Opportunity is missed by most people because it is dressed in overalls and looks like work. - Thomas Edison
Considering an LED, to be exact the Workhorse Lumitron unit. Right now we are using an older Atlas beamed blacklight unit. We shoot our standard plastisol screens for a set time and our waterbase screens for a longer set time.... all with great detail, fine lines and up to about a 55lpi halftone with no issues down to about a 5-10% dot. After doing some research and talking with some folks, the main "pro" is much quicker exposure times. "CONS" you may loose some detail and maybe not get as fine of a halftone dot. Also it sounds like exposure times really need to be dialed in and you may go 15 seconds on one mesh count and then change to 30 sec for another.....overall it sounds like lots of babysitting for different mesh counts to ensure getting a solid and also like you may loose detail. Also we also want to make sure we can fully expose our waterbase screens all the way through as we are having issues with screen break down now with our current unit.Any input would help. THanks for your time!
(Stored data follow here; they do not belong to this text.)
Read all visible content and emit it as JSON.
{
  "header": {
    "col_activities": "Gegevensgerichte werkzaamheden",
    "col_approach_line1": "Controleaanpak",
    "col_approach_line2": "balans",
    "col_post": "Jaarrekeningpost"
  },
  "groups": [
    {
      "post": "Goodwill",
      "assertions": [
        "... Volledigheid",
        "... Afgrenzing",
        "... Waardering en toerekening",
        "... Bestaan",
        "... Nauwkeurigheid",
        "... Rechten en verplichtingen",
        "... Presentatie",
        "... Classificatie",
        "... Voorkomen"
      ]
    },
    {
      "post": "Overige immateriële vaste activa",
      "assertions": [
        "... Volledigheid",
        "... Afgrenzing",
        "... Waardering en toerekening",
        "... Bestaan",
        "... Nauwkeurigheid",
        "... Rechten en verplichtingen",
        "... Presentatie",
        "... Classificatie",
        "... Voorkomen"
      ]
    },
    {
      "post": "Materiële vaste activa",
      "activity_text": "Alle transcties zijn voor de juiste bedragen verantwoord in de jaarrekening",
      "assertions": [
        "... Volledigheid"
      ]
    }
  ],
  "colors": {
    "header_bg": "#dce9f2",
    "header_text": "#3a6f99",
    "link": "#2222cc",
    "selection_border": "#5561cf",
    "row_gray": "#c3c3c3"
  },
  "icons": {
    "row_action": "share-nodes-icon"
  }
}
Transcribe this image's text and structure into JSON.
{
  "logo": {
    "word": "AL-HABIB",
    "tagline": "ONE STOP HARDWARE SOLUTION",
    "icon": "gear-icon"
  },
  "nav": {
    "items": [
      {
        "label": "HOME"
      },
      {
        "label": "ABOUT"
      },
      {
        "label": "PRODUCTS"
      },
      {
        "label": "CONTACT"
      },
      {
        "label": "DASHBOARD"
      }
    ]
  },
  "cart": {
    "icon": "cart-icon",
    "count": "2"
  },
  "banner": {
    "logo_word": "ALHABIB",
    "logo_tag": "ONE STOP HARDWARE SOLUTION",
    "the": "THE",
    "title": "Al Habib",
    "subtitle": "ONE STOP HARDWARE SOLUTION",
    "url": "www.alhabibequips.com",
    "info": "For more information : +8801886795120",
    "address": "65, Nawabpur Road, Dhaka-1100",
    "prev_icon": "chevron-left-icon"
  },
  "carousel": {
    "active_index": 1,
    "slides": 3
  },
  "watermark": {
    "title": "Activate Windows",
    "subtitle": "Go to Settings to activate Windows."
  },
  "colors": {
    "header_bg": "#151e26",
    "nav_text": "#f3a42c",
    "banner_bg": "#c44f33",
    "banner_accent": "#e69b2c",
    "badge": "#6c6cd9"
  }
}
Actually, exposure latitude is not bad for yellow mesh if you find the right emulsion. For example, when we were slammed during the summer months and I had a new crew I simplified our exposure process to this: White mesh we shot for 15 seconds and yellow mesh (excluding process screens) for spot colors stuff was 30 seconds. Yellow mesh didn't really care if it was shot for 20 seconds or 120 seconds, it performed almost the same (spot color stuff only, not talking halftones). White mesh...not so much. There seems to be a huge amount of light scattering going on with our white mesh screens that I didn't have as much of an issue with the metal halide unit. We've got our EOMs down to about as low as we can go for each mesh count but all of my testing found that there wasn't much of a difference between a spot color screen that was shot for 30 seconds or 90 seconds. We did have to adjust things when we had halftones or fine lines to develop but for the majority of the jobs we were printing those 2 burn times got us through. We still had to tape the screens for the usual breakdown but I think most will be surprised by the latitude. I believe it's true that to really fine tune or calibrate perfect burn times, for high detail printing, the latitude shrinks A LOT.
I think any quality LED unit would be an upgrade from black light tubes. Tubes put out weak, highly diffuse light. I imagine even a not so perfectly designed LED unit could trump or at the very least match your current one. My main advice echoes Alex's- do not go with a more affordable LED if you are exposing diazo added emulsions. All the talk about fast exposure and cool operation, etc. applies to fast shooting PP emulsions responding well to the spectral output of the commonly used LEDs. When you apply it to diazo, dual cure, diazo added photopolymer emulsions it all goes out the window. We use the larger Starlight unit, which many consider the best/strongest unit on the market currently, with diazo added emulsions and yes, it works, but it is far inferior to metal halide in every aspect save power consumption. If you use diazo added or see yourself doing so in the future my advice is scoop up a used 5k or stronger metal halide.